There's quite a bit of trickery going on there with regard to parent process IDs and delivery of signals (both to the threads within a group and the SIGCHLD to the parent), all which can be examined from the clone() man page.
It deserves some explanation. And it's simple as rain.
Consider this. A program has to do some things at the same time. Say, your program is printing "hello world!", each second, until somebody enters "hello, Mike", then, each second, it prints that string, waiting for John to change that in the future.
How do you write this the standard way? In your program, that basically prints "hello," you must create another branch that is waiting for user input.
You create two processes, one outputting those strings, and another one, waiting the user input. And, the only way to create a new process in UNIX was calling the system call fork(), like this:
ret = fork();
if(ret > 0) /* parent, continue waiting */
else /* child */
This scheme posed numerous problems. The user enters "Mike" but you have no simple way to pass that string to the parent process so that it'd be able to print that, because +each+ process has its own view of memory that isn't shared with the child.
When the processes are created by fork(), each one receives a copy of the memory existing at that moment, and if that memory really changes later, the mapping that was identical for those memory segments will be chaged at once (it's called a copy-on-write mechanism).
Another thingies to share between the child and the parent are, for example, opened file descriptors, descriptors of the shared memory, input/outpue stuff, etc., that also wouldn't survive after fork().
So.

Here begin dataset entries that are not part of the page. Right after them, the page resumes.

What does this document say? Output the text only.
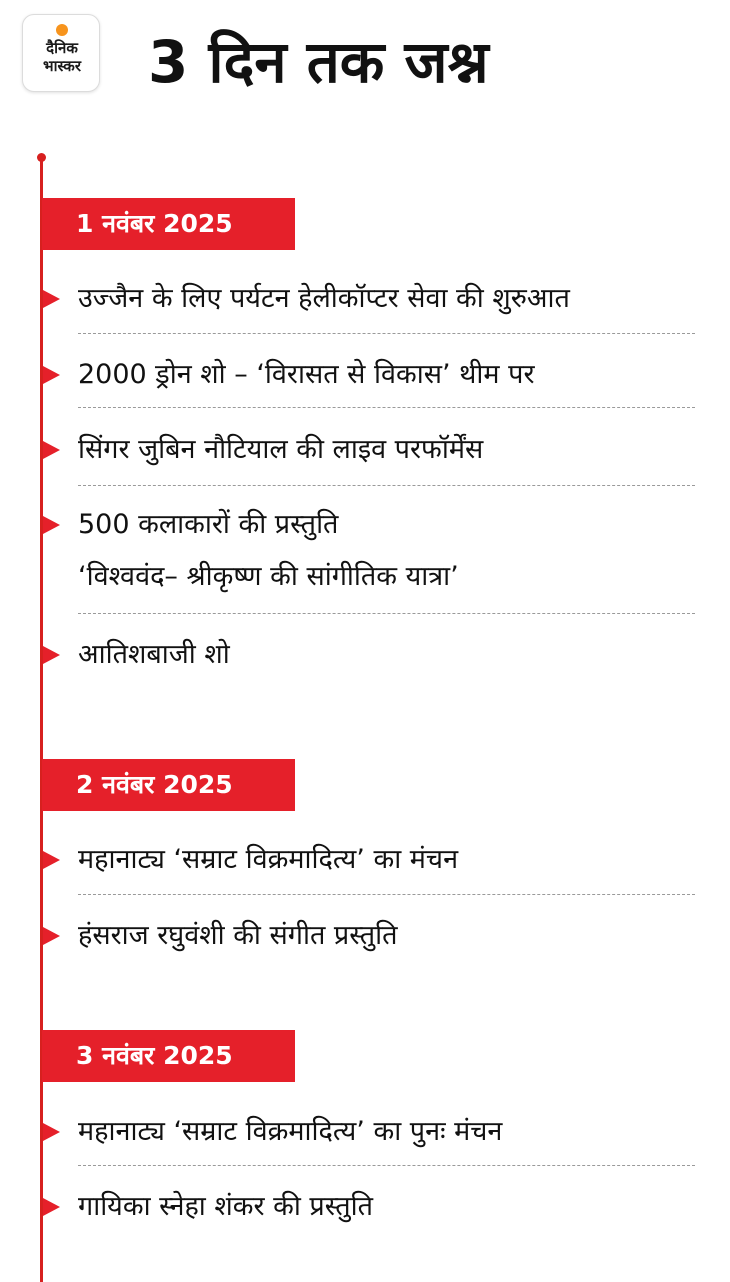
दैनिक
भास्कर	3 दिन तक जश्न
1 नवंबर 2025
उज्जैन के लिए पर्यटन हेलीकॉप्टर सेवा की शुरुआत
2000 ड्रोन शो – ‘विरासत से विकास’ थीम पर
सिंगर जुबिन नौटियाल की लाइव परफॉर्मेंस
500 कलाकारों की प्रस्तुति
‘विश्ववंद– श्रीकृष्ण की सांगीतिक यात्रा’
आतिशबाजी शो
2 नवंबर 2025
महानाट्य ‘सम्राट विक्रमादित्य’ का मंचन
हंसराज रघुवंशी की संगीत प्रस्तुति
3 नवंबर 2025
महानाट्य ‘सम्राट विक्रमादित्य’ का पुनः मंचन
गायिका स्नेहा शंकर की प्रस्तुति
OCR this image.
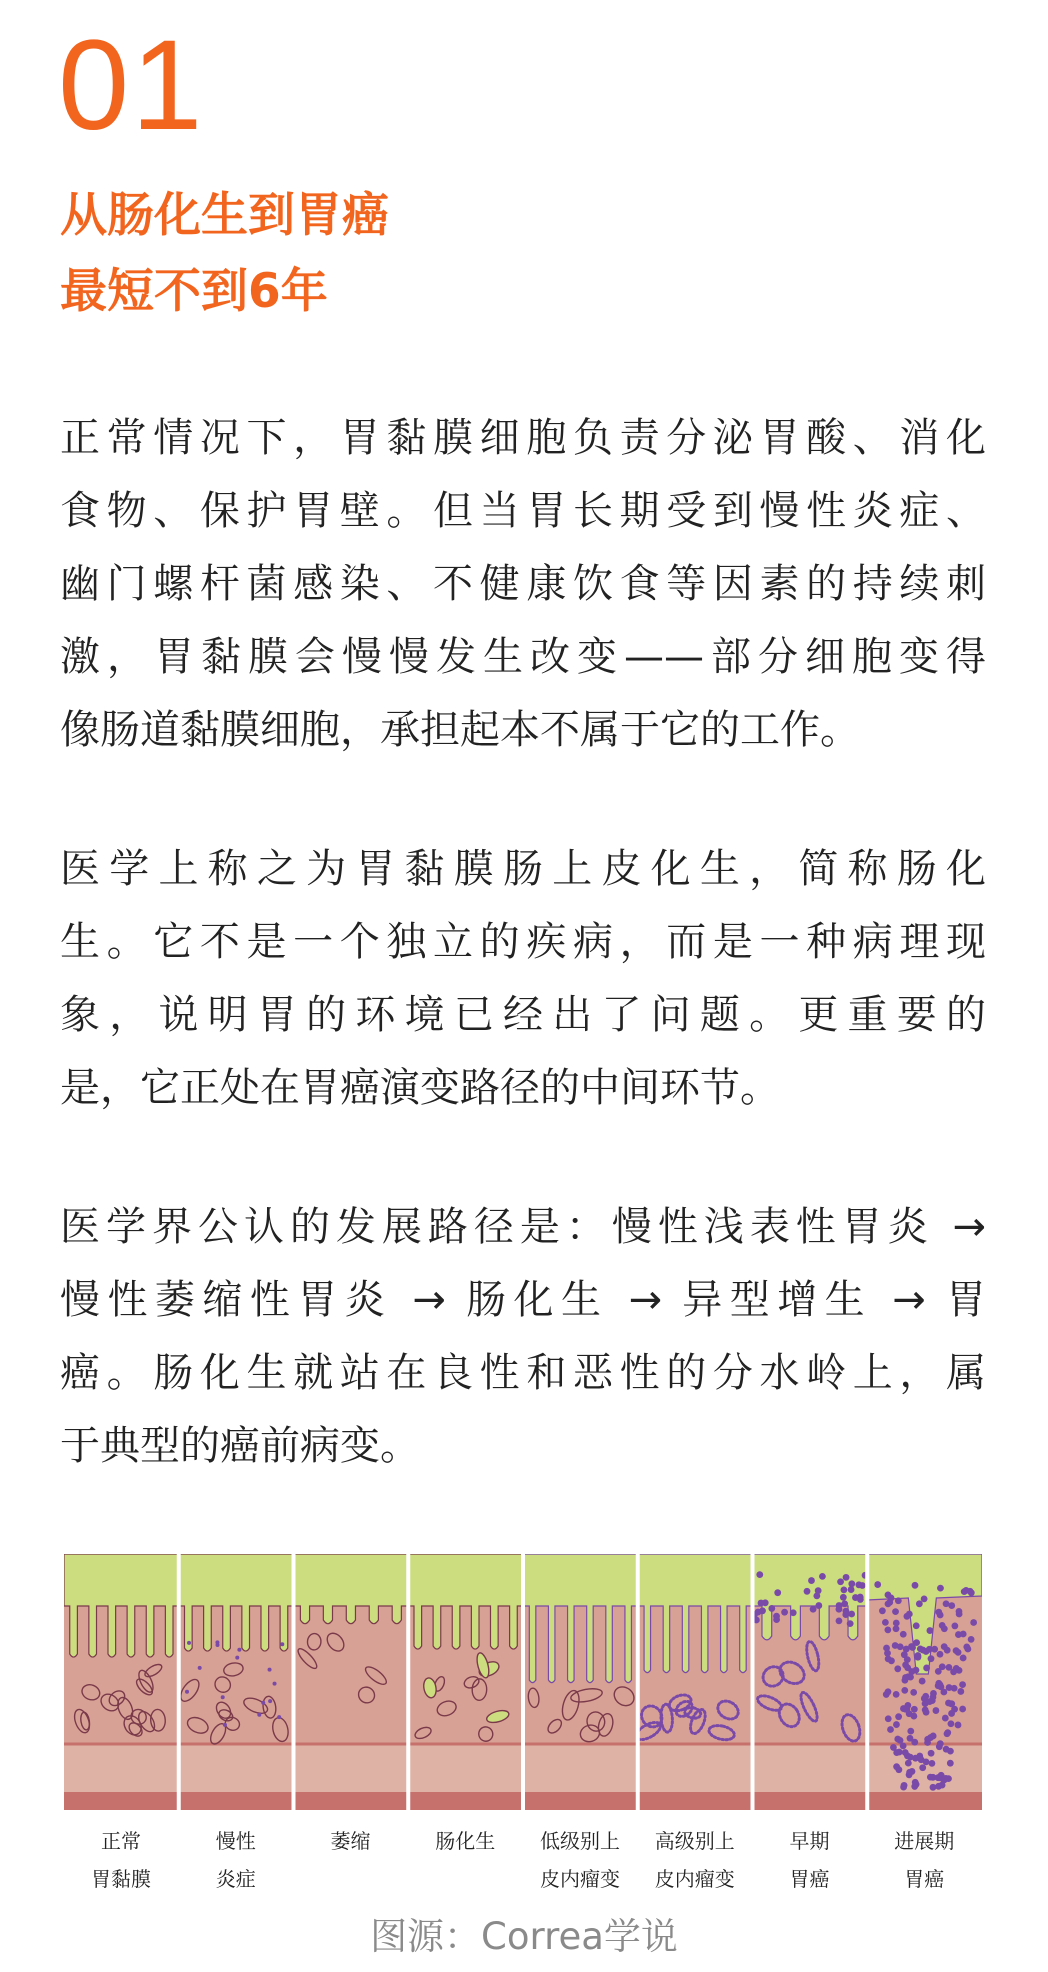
01
从肠化生到胃癌
最短不到6年
正常情况下，胃黏膜细胞负责分泌胃酸、消化
食物、保护胃壁。但当胃长期受到慢性炎症、
幽门螺杆菌感染、不健康饮食等因素的持续刺
激，胃黏膜会慢慢发生改变——部分细胞变得
像肠道黏膜细胞，承担起本不属于它的工作。
医学上称之为胃黏膜肠上皮化生，简称肠化
生。它不是一个独立的疾病，而是一种病理现
象，说明胃的环境已经出了问题。更重要的
是，它正处在胃癌演变路径的中间环节。
医学界公认的发展路径是：慢性浅表性胃炎 →
慢性萎缩性胃炎 → 肠化生 → 异型增生 → 胃
癌。肠化生就站在良性和恶性的分水岭上，属
于典型的癌前病变。
正常
胃黏膜
慢性
炎症
萎缩	肠化生	低级别上
皮内瘤变
高级别上
皮内瘤变
早期
胃癌
进展期
胃癌
图源：Correa学说
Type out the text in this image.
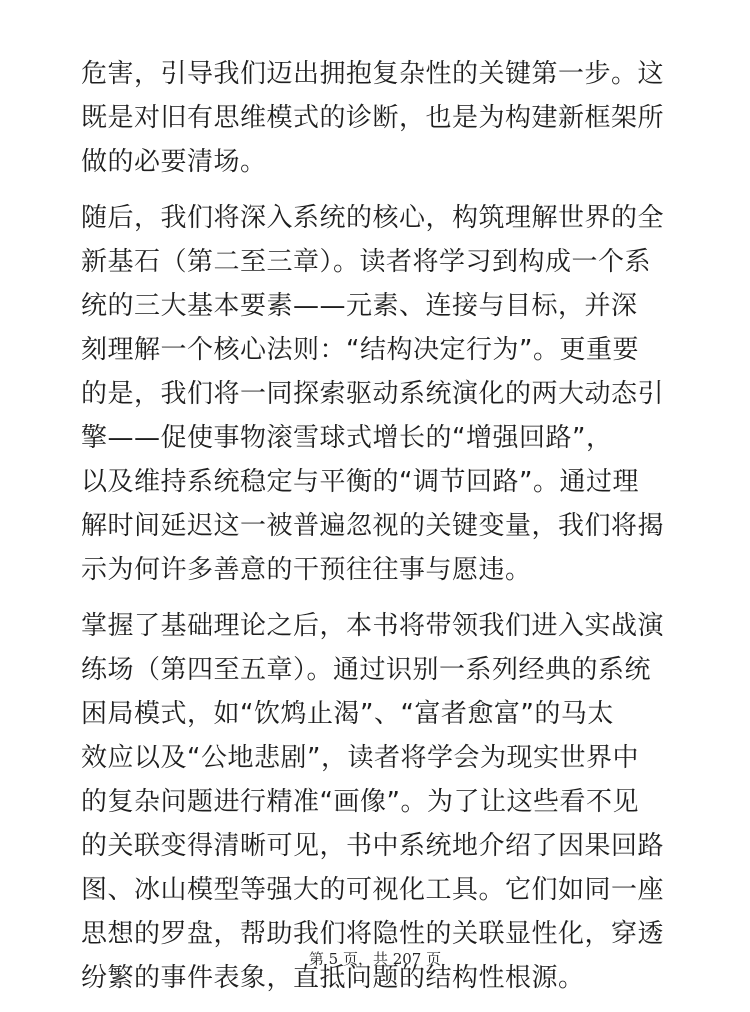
危害，引导我们迈出拥抱复杂性的关键第一步。这
既是对旧有思维模式的诊断，也是为构建新框架所
做的必要清场。
随后，我们将深入系统的核心，构筑理解世界的全
新基石（第二至三章）。读者将学习到构成一个系
统的三大基本要素——元素、连接与目标，并深
刻理解一个核心法则：“结构决定行为”。更重要
的是，我们将一同探索驱动系统演化的两大动态引
擎——促使事物滚雪球式增长的“增强回路”，
以及维持系统稳定与平衡的“调节回路”。通过理
解时间延迟这一被普遍忽视的关键变量，我们将揭
示为何许多善意的干预往往事与愿违。
掌握了基础理论之后，本书将带领我们进入实战演
练场（第四至五章）。通过识别一系列经典的系统
困局模式，如“饮鸩止渴”、“富者愈富”的马太
效应以及“公地悲剧”，读者将学会为现实世界中
的复杂问题进行精准“画像”。为了让这些看不见
的关联变得清晰可见，书中系统地介绍了因果回路
图、冰山模型等强大的可视化工具。它们如同一座
思想的罗盘，帮助我们将隐性的关联显性化，穿透
纷繁的事件表象，直抵问题的结构性根源。
第 5 页，共 207 页
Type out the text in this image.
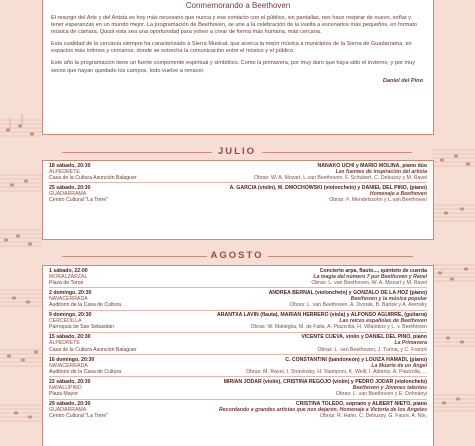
Conmemorando a Beethoven

El resurgir del Arte y del Artista es hoy más necesario que nunca y ese contacto con el público, sin pantallas, nos hace respirar de nuevo, soñar y tener esperanzas en un mundo mejor. La programación de Beethoven, se une a la celebración de la vuelta a escenarios más pequeños, en formato música de cámara. Quizá esta sea una oportunidad para volver a crear de forma más humana, más cercana.

Esta cualidad de la cercanía siempre ha caracterizado a Sierra Musical, que acerca la mejor música a municipios de la Sierra de Guadarrama, en espacios más íntimos y cercanos, donde se estrecha la comunicación entre el músico y el público.

Este año la programación tiene un fuerte componente espiritual y simbólico. Como la primavera, por muy duro que haya sido el invierno, y por muy secos que hayan quedado los campos, todo vuelve a renacer.

Daniel del Pino

JULIO
18 sábado, 20:30	NANAKO UCHI y MARIO MOLINA, piano dúo
ALPEDRETE	Las fuentes de inspiración del artista
Casa de la Cultura Asunción Balaguer	Obras: W. A. Mozart, L.van Beethoven, F. Schubert, C. Debussy y M. Ravel
25 sábado, 20:30	A. GARCÍA (violín), M. DMOCHOWSKI (violonchelo) y DANIEL DEL PINO, (piano)
GUADARRAMA	Homenaje a Beethoven
Centro Cultural "La Torre"	Obras: F. Mendelssohn y L.van Beethoven
AGOSTO
1 sábado, 22:00	Concierto arpa, flauto..., quinteto de cuerda
MORALZARZAL	La magia del número 7 por Beethoven y Ravel
Plaza de Toros	Obras: L. van Beethoven, W. A. Mozart y M. Ravel
2 domingo, 20:30	ANDREA BERNAL (violonchelo) y GONZALO DE LA HOZ (piano)
NAVACERRADA	Beethoven y la música popular
Auditorio de la Casa de Cultura	Obras: L. van Beethoven, A. Dvorak, B. Bartok y A. Arensky
9 domingo, 20:30	ARANTXA LAVÍN (flauta), MARIAN HERRERO (viola) y ALFONSO AGUIRRE, (guitarra)
CERCEDILLA	Las raíces españolas de Beethoven
Parroquia de San Sebastián	Obras: W. Matiegka, M. de Falla, A. Piazzolla, H. Villalobos y L. v. Beethoven
15 sábado, 20:30	VICENTE CUEVA, violín y DANIEL DEL PINO, piano
ALPEDRETE	La Primavera
Casa de la Cultura Asunción Balaguer	Obras: L. van Beethoven, J. Turina, y C. Franck
16 domingo, 20:30	C. CONSTANTINI (bandoneón) y LOUIZA HAMADI, (piano)
NAVACERRADA	La Muerte de un Ángel
Auditorio de la Casa de Cultura	Obras: M. Ravel, I. Stravinsky, H. Stamponi, K. Weill, I. Albeniz, A. Piazzolla, ...
22 sábado, 20:30	MIRIAN JÓDAR (violín), CRISTINA REGOJO (violín) y PEDRO JÓDAR (violonchelo)
NAVALUPINO	Beethoven y Jóvenes talentos
Plaza Mayor	Obras: L. van Beethoven y E. Dohnányi
29 sábado, 20:30	CRISTINA TOLEDO, soprano y ALBERT NIETO, piano
GUADARRAMA	Recordando a grandes artistas que nos dejaron, Homenaje a Victoria de los Ángeles
Centro Cultural "La Torre"	Obras: R. Hahn, C. Debussy, G. Fauré, A. Nin,
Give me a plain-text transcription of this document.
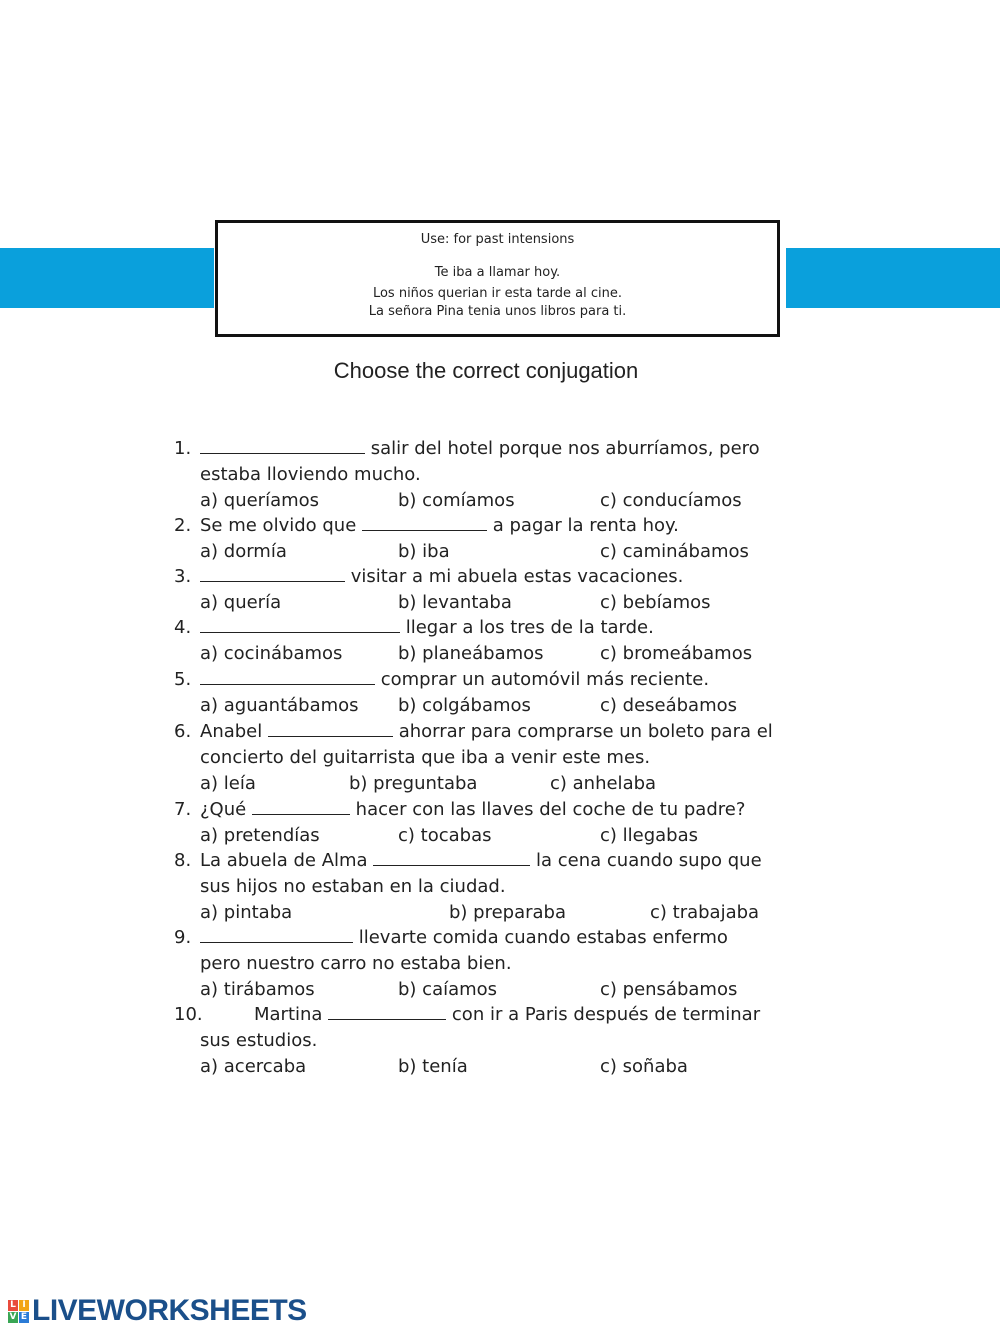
Use: for past intensions
Te iba a llamar hoy.
Los niños querian ir esta tarde al cine.
La señora Pina tenia unos libros para ti.
Choose the correct conjugation
1.	salir del hotel porque nos aburríamos, pero
estaba lloviendo mucho.
a) queríamos	b) comíamos	c) conducíamos
2. Se me olvido que	a pagar la renta hoy.
a) dormía	b) iba	c) caminábamos
3.	visitar a mi abuela estas vacaciones.
a) quería	b) levantaba	c) bebíamos
4.	llegar a los tres de la tarde.
a) cocinábamos	b) planeábamos	c) bromeábamos
5.	comprar un automóvil más reciente.
a) aguantábamos b) colgábamos	c) deseábamos
6. Anabel	ahorrar para comprarse un boleto para el
concierto del guitarrista que iba a venir este mes.
a) leía	b) preguntaba	c) anhelaba
7. ¿Qué	hacer con las llaves del coche de tu padre?
a) pretendías	c) tocabas	c) llegabas
8. La abuela de Alma	la cena cuando supo que
sus hijos no estaban en la ciudad.
a) pintaba	b) preparaba	c) trabajaba
9.	llevarte comida cuando estabas enfermo
pero nuestro carro no estaba bien.
a) tirábamos	b) caíamos	c) pensábamos
10.	Martina	con ir a Paris después de terminar
sus estudios.
a) acercaba	b) tenía	c) soñaba
L I
V E LIVEWORKSHEETS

The very fork() call had to be alleviated, to include shared memory/signals etc. But how? This was the idea behind clone(). That call takes a flag indicating what exatly would you share with the child. For example, the memory, the signal handlers, etc. And if you call this with flag=0, this will be identical to fork(), up to the args they take. And when POSIX pthreads are created, that flag will reflect the attributes you have indicated in pthread_attr.
From the kernel point of view, there's no difference between the processes created such way, and no special semantics to differentiate the "processess". The kernel does not even know, what that "thread" is, it creates a new process, but it simply combines it as belogning to that process group that had the parent who called it, taking care what that process may do. So, you have different procesess (that share the same pid) combined in a process group each assigned with a different "TID" (that starts from PID of the parent).
Care to explain that clone() does exactly that. You may pass this whaterver you need (as the matter of fact, the old vfork() call will do). Are you going to share memory? Hanlers? You may tune everything, just be sure you don't clash with the pthreads library written right away around this very call.
An important thing, the kernel vesion is quite outrageous, it expects just 2 out of 4 parameters to be passed, the user stack, and options.
Since PID is an unique identifier for a process, there's no way to have two distinct process with the same PID.
Threads (which have the same visible 'pid') are implemented with the clone() call. When the flag CLONE_THREAD is supplied then the new process (a 'thread') share the Thread Group Identifier (TGID) with its creator process. getpid actually returns the TGID.
See the clone manpage for more details.
In summary the real PID, as seen by the kernel is always different. The visible PID is the same for threads.